Two people relax together in the shade with a tablet.

Image source: Getty Images.

1. Target

Target (TGT 1.03%) disappointed investors when higher-than-expected costs hurt profitability in the first quarter. But it's important to look at the retailer's overall picture. Target reported its 20th straight quarter of sales growth. And the company's annual profit and sales have been on the rise since 2017.

TGT Net Income (Annual) Chart

TGT Net Income (Annual) data by YCharts

That happened as the company invested in several key areas: same-day pickup and delivery services, store revamps, and order fulfillment, to name a few. And Target continues to invest in these areas. For example, Target aims to open 20 new supply chain facilities over the coming three years. The company has also said it will invest as much as $5 billion this year to drive future growth. These efforts should ensure Target's strength over the long term -- even if the company faces lower margins in the near term due to inflation and interest rate challenges.
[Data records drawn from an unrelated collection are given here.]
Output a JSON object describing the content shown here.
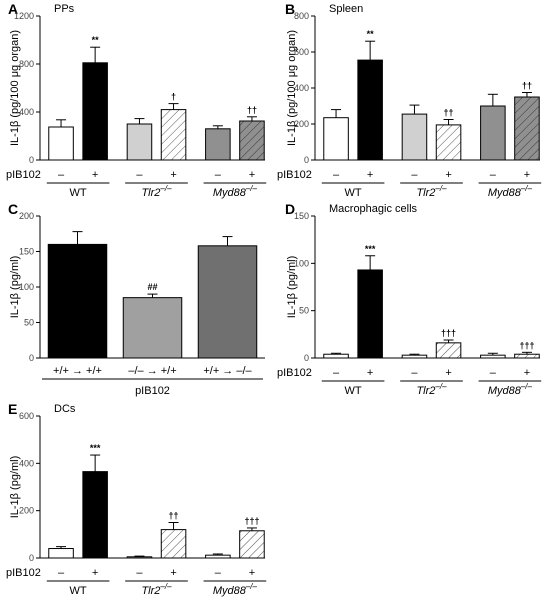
{
  "chart_data": [
    {
      "id": "A",
      "type": "bar",
      "panel_label": "A",
      "title": "PPs",
      "ylabel": "IL-1β (pg/100 μg organ)",
      "ylim": [
        0,
        1200
      ],
      "yticks": [
        0,
        400,
        800,
        1200
      ],
      "row_label": "pIB102",
      "bar_conditions": [
        "–",
        "+",
        "–",
        "+",
        "–",
        "+"
      ],
      "groups": [
        {
          "label": "WT",
          "italic": false
        },
        {
          "label": "Tlr2",
          "sup": "–/–",
          "italic": true
        },
        {
          "label": "Myd88",
          "sup": "–/–",
          "italic": true
        }
      ],
      "values": [
        275,
        810,
        300,
        420,
        260,
        325
      ],
      "errors": [
        60,
        130,
        45,
        50,
        25,
        35
      ],
      "significance": [
        "",
        "**",
        "",
        "†",
        "",
        "††"
      ],
      "colors": [
        "#ffffff",
        "#000000",
        "#d0d0d0",
        "hatch-light",
        "#909090",
        "hatch-dark"
      ]
    },
    {
      "id": "B",
      "type": "bar",
      "panel_label": "B",
      "title": "Spleen",
      "ylabel": "IL-1β (pg/100 μg organ)",
      "ylim": [
        0,
        800
      ],
      "yticks": [
        0,
        200,
        400,
        600,
        800
      ],
      "row_label": "pIB102",
      "bar_conditions": [
        "–",
        "+",
        "–",
        "+",
        "–",
        "+"
      ],
      "groups": [
        {
          "label": "WT",
          "italic": false
        },
        {
          "label": "Tlr2",
          "sup": "–/–",
          "italic": true
        },
        {
          "label": "Myd88",
          "sup": "–/–",
          "italic": true
        }
      ],
      "values": [
        235,
        555,
        255,
        195,
        300,
        350
      ],
      "errors": [
        45,
        105,
        50,
        30,
        65,
        25
      ],
      "significance": [
        "",
        "**",
        "",
        "††",
        "",
        "††"
      ],
      "colors": [
        "#ffffff",
        "#000000",
        "#d0d0d0",
        "hatch-light",
        "#909090",
        "hatch-dark"
      ]
    },
    {
      "id": "C",
      "type": "bar",
      "panel_label": "C",
      "title": "",
      "ylabel": "IL-1β (pg/ml)",
      "ylim": [
        0,
        200
      ],
      "yticks": [
        0,
        50,
        100,
        150,
        200
      ],
      "categories": [
        "+/+ → +/+",
        "–/– → +/+",
        "+/+ → –/–"
      ],
      "xlabel": "pIB102",
      "values": [
        160,
        85,
        158
      ],
      "errors": [
        18,
        5,
        13
      ],
      "significance": [
        "",
        "##",
        ""
      ],
      "colors": [
        "#000000",
        "#a0a0a0",
        "#707070"
      ]
    },
    {
      "id": "D",
      "type": "bar",
      "panel_label": "D",
      "title": "Macrophagic cells",
      "ylabel": "IL-1β (pg/ml)",
      "ylim": [
        0,
        150
      ],
      "yticks": [
        0,
        50,
        100,
        150
      ],
      "row_label": "pIB102",
      "bar_conditions": [
        "–",
        "+",
        "–",
        "+",
        "–",
        "+"
      ],
      "groups": [
        {
          "label": "WT",
          "italic": false
        },
        {
          "label": "Tlr2",
          "sup": "–/–",
          "italic": true
        },
        {
          "label": "Myd88",
          "sup": "–/–",
          "italic": true
        }
      ],
      "values": [
        4,
        93,
        3,
        16,
        3,
        4
      ],
      "errors": [
        1,
        15,
        1,
        3,
        2,
        2
      ],
      "significance": [
        "",
        "***",
        "",
        "†††",
        "",
        "†††"
      ],
      "colors": [
        "#ffffff",
        "#000000",
        "#ffffff",
        "hatch-light",
        "#ffffff",
        "hatch-light"
      ]
    },
    {
      "id": "E",
      "type": "bar",
      "panel_label": "E",
      "title": "DCs",
      "ylabel": "IL-1β (pg/ml)",
      "ylim": [
        0,
        600
      ],
      "yticks": [
        0,
        200,
        400,
        600
      ],
      "row_label": "pIB102",
      "bar_conditions": [
        "–",
        "+",
        "–",
        "+",
        "–",
        "+"
      ],
      "groups": [
        {
          "label": "WT",
          "italic": false
        },
        {
          "label": "Tlr2",
          "sup": "–/–",
          "italic": true
        },
        {
          "label": "Myd88",
          "sup": "–/–",
          "italic": true
        }
      ],
      "values": [
        40,
        365,
        5,
        120,
        12,
        115
      ],
      "errors": [
        8,
        70,
        3,
        30,
        5,
        12
      ],
      "significance": [
        "",
        "***",
        "",
        "††",
        "",
        "†††"
      ],
      "colors": [
        "#ffffff",
        "#000000",
        "#ffffff",
        "hatch-light",
        "#ffffff",
        "hatch-light"
      ]
    }
  ]
}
Target shares are trading for about 11.29 times trailing 12-month earnings. It's their lowest by that measure since 2019. This represents a good entry point to an inexpensive stock that could deliver big returns over time.

2. Etsy

Etsy (ETSY -0.86%) is the online place to go for handmade goods. Shoppers for and sellers of these items know it. That's why both of these populations continue to grow. And that's one big reason to like Etsy. In the first quarter, the company's number of active sellers of goods jumped more than 62% year over year. Active buyers climbed almost 5% to more than 95 million individuals.

Gross merchandise sales (GMS) also continue to rise. It increased 3.5% to $3.3 billion in the quarter. Investors may be disappointed GMS isn't climbing as steeply as it did during the earlier stages of the pandemic. But that was an exceptional period for many online retailers as consumers opted for online shopping and certain sorts of purchases -- for example, handmade face masks on Etsy.
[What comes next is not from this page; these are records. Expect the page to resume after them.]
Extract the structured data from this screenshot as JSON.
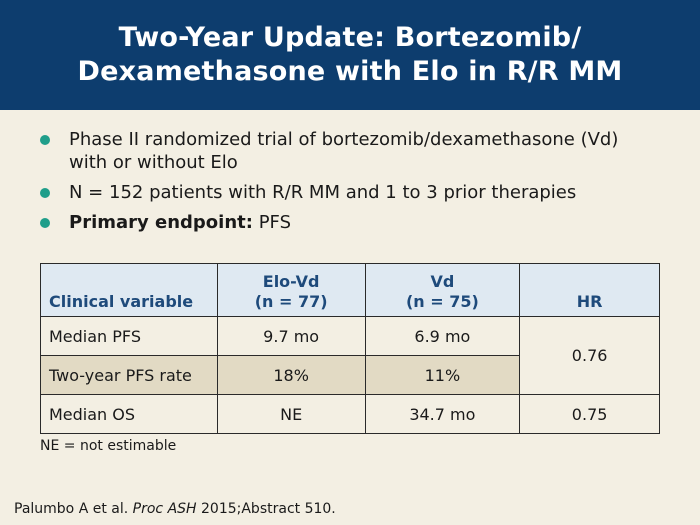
{
  "title": {
    "line1": "Two-Year Update: Bortezomib/",
    "line2": "Dexamethasone with Elo in R/R MM"
  },
  "bullets": [
    {
      "text": "Phase II randomized trial of bortezomib/dexamethasone (Vd) with or without Elo"
    },
    {
      "text": "N = 152 patients with R/R MM and 1 to 3 prior therapies"
    },
    {
      "bold": "Primary endpoint:",
      "text": " PFS"
    }
  ],
  "table": {
    "headers": {
      "variable": "Clinical variable",
      "elo_vd_1": "Elo-Vd",
      "elo_vd_2": "(n = 77)",
      "vd_1": "Vd",
      "vd_2": "(n = 75)",
      "hr": "HR"
    },
    "rows": [
      {
        "variable": "Median PFS",
        "elo_vd": "9.7 mo",
        "vd": "6.9 mo",
        "hr": "0.76"
      },
      {
        "variable": "Two-year PFS rate",
        "elo_vd": "18%",
        "vd": "11%"
      },
      {
        "variable": "Median OS",
        "elo_vd": "NE",
        "vd": "34.7 mo",
        "hr": "0.75"
      }
    ]
  },
  "footnote": "NE = not estimable",
  "citation": {
    "before": "Palumbo A et al. ",
    "journal": "Proc ASH",
    "after": " 2015;Abstract 510."
  },
  "colors": {
    "header_bg": "#0d3d6e",
    "background": "#f3efe3",
    "bullet": "#1f9e8a",
    "table_header_bg": "#dfe9f2",
    "table_header_text": "#1e4a7b",
    "shaded_row": "#e2dac4"
  }
}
What is important is Etsy continues to grow and is investing in its platform -- that will boost future growth. In recent months, Etsy improved its search tools for buyers and added new feature to its app for sellers.

At about 23 times trailing 12-month earnings, Etsy is trading around its cheapest ever.

ETSY PE Ratio Chart

ETSY PE Ratio data by YCharts

It may not surge back to its highest valuation, but considering Etsy's growth potential, today's price looks like a deal for long-term investors.

3. Home Depot

Home Depot (HD 0.74%) is the world's biggest home improvement retailer. And it's showing that, in spite of economic worries, consumers still are spending on projects in their homes.

In the first-quarter earnings report, Home Depot reported a 3.8% increase in sales to $38.9 billion, and diluted earnings per share advanced 6% to $4.09. The company even raised its guidance for the year. It now expects total sales growth and same-store sales growth of about 3%. It originally predicted growth would be "slightly positive." 

Of course, it's possible higher inflation or rising interest rates may eventually weigh on Home Depot. But I wouldn't be overly worried about a lasting impact. Home Depot offered a few clues in its report that support the idea of long-term growth. For instance, more expensive transactions -- those totaling $1,000 or more -- increased 12.4% year over year. The company also noted significant gains in its sales to professionals -- that indicates pros' backlogs of projects are strong.

"We believe that the medium- to longer-term underpinnings of demand for home improvement have never been stronger," chief operating officer Ted Decker said during the earnings call.

Home Depot shares have dropped 27% this year. Right now, the stock is trading at about 19 times forward earnings. It's only been considerably lower once over the past decade -- during the coronavirus market crash.

HD PE Ratio Chart

HD PE Ratio data by YCharts

How to invest $1,000?

You may want to invest a portion of your $1,000 in each of these stocks. Or you may prefer to put the entire sum into just one. This decision will depend on what your portfolio looks like today and how you want it to look tomorrow. It's important to balance your portfolio -- investing across industries and asset types often minimizes risk.

And, ideally, you'll hold onto your selection or selections for at least five years. This gives them time to grow revenue and profit -- and you time to benefit from stock performance.